Con un orgoglio giustificabile, egli poté chiamare il suo libro ‘La Nuova Astronomia’; il sottotitolo enfatizza il tema ripetuto: ‘Sulla base delle Cause, o Fisica Celestiale, portato da un commentario sul moto del pianeta Marte’. Oggi Keplero è ricordato soprattutto per le sue leggi sul moto dei pianeti. Anche se le sue forze magnetiche sono state relegate al margine, i suoi requisiti per la fisica celestiale basate sulle cause hanno profondamente modellato la scienza così come la conosciamo oggi. Fu in effetto il meccanismo e la pulizia del sistema copernicano, lo predispone in moto come un meccanismo ad orologeria e spazzando via le vestigia della astronomia Tolemaica. I risultati possono essere chiamati appropriatamente sistema kepleriano. Nella prefazione delle aspettate a lungo Tavole Rudolfine, finalmente pubblicate finalmente pubblicate nel 1627, egli si sentì costretto a scusarsi per il lungo ritardo. Egli affermò che ‘la novità delle mie ricerche e dell’inaspettato trasferimento dell’intera astronomia dai cerchi fittizi alle cause naturali dove più profondo da investigare, difficile da spiegare e difficile da calcolare poiché il mio fu il primo tentativo’ (9). LA Astronomia Nova di Keplero poteva essere dimenticata se non fosse stato per il brillante successo delle Tavole Rudolfine, le cui previsioni furono vicine a due ordini di grandezza più accurate dei precedenti metodi. Oggi, con il chiarimento del senno di poi, non solo vediamo la Astronomia Nova fu veramente ‘la nuova astronomia’ ma Johannes Keplero stesso merita di essere ricordato come il primo astrofisico.

 

JOHANNES KEPLER

PREFAZIONE ALLE TAVOLE RUDOLFINE

Tradotta da Owen Gingerich e William Walderman

 

Nota dei Traduttori: Le Tavole Rudolfine, pubblicate nel 1627, costituirono il maggior contributo di Keplero alla Astronomia. L’alto e sottile volume è per metà riempito con tavole numeriche e per metà con note in Latino. Queste tavole consentono all’utente di calcola e con una accuratezza notevole, posizione del Sole, della Luna e dei pianeti per un qualsiasi momento nel passato o nel futuro. Per Keplero esisteva la prova del dolce, la dimostrazione della sua legge del moto planetario. Egli la chiamò ‘Il mio principale lavoro astronomico’.
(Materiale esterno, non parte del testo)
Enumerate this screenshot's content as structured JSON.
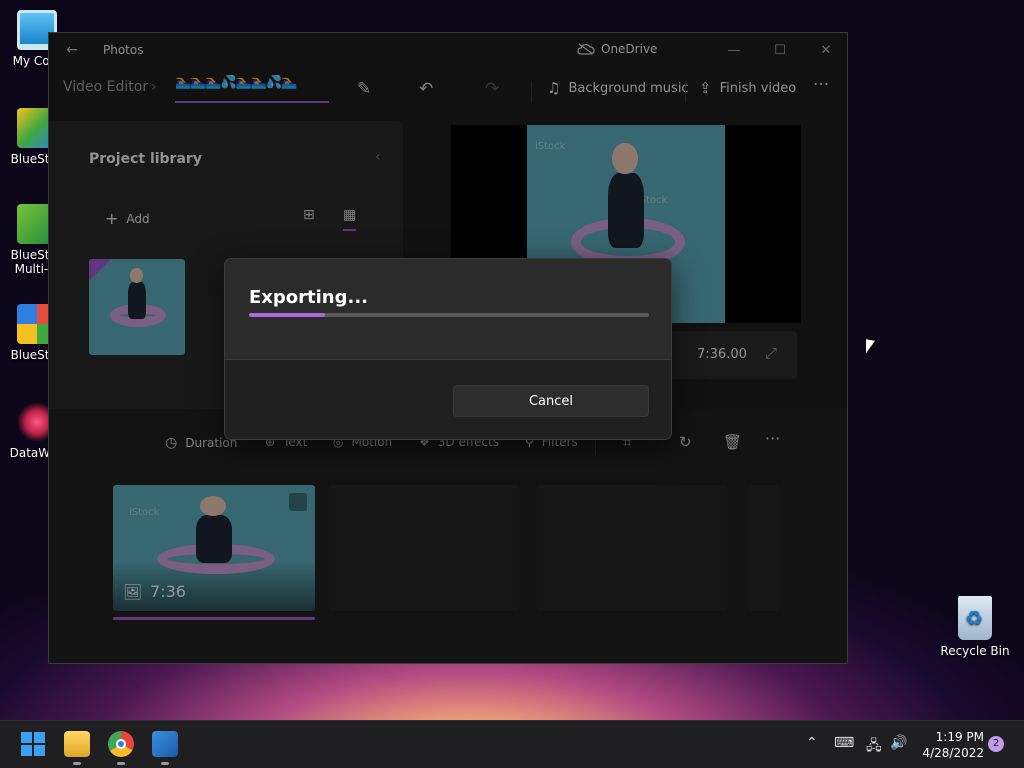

Come la maggior parte della sua prefazione, l’introduzione alle Tavole Rudolfine è una notevole mistura di discussioni e autobiografia. Abbastanza stranamente, questa dichiarazione affascinante della più matura visione di Keplero sulla Astronomia e Astrologia, non è stata mai tradotto dal latino originale. Ma questo descrive le parole per se stesso e non c’è ulteriore necessità di inserire una prefazione.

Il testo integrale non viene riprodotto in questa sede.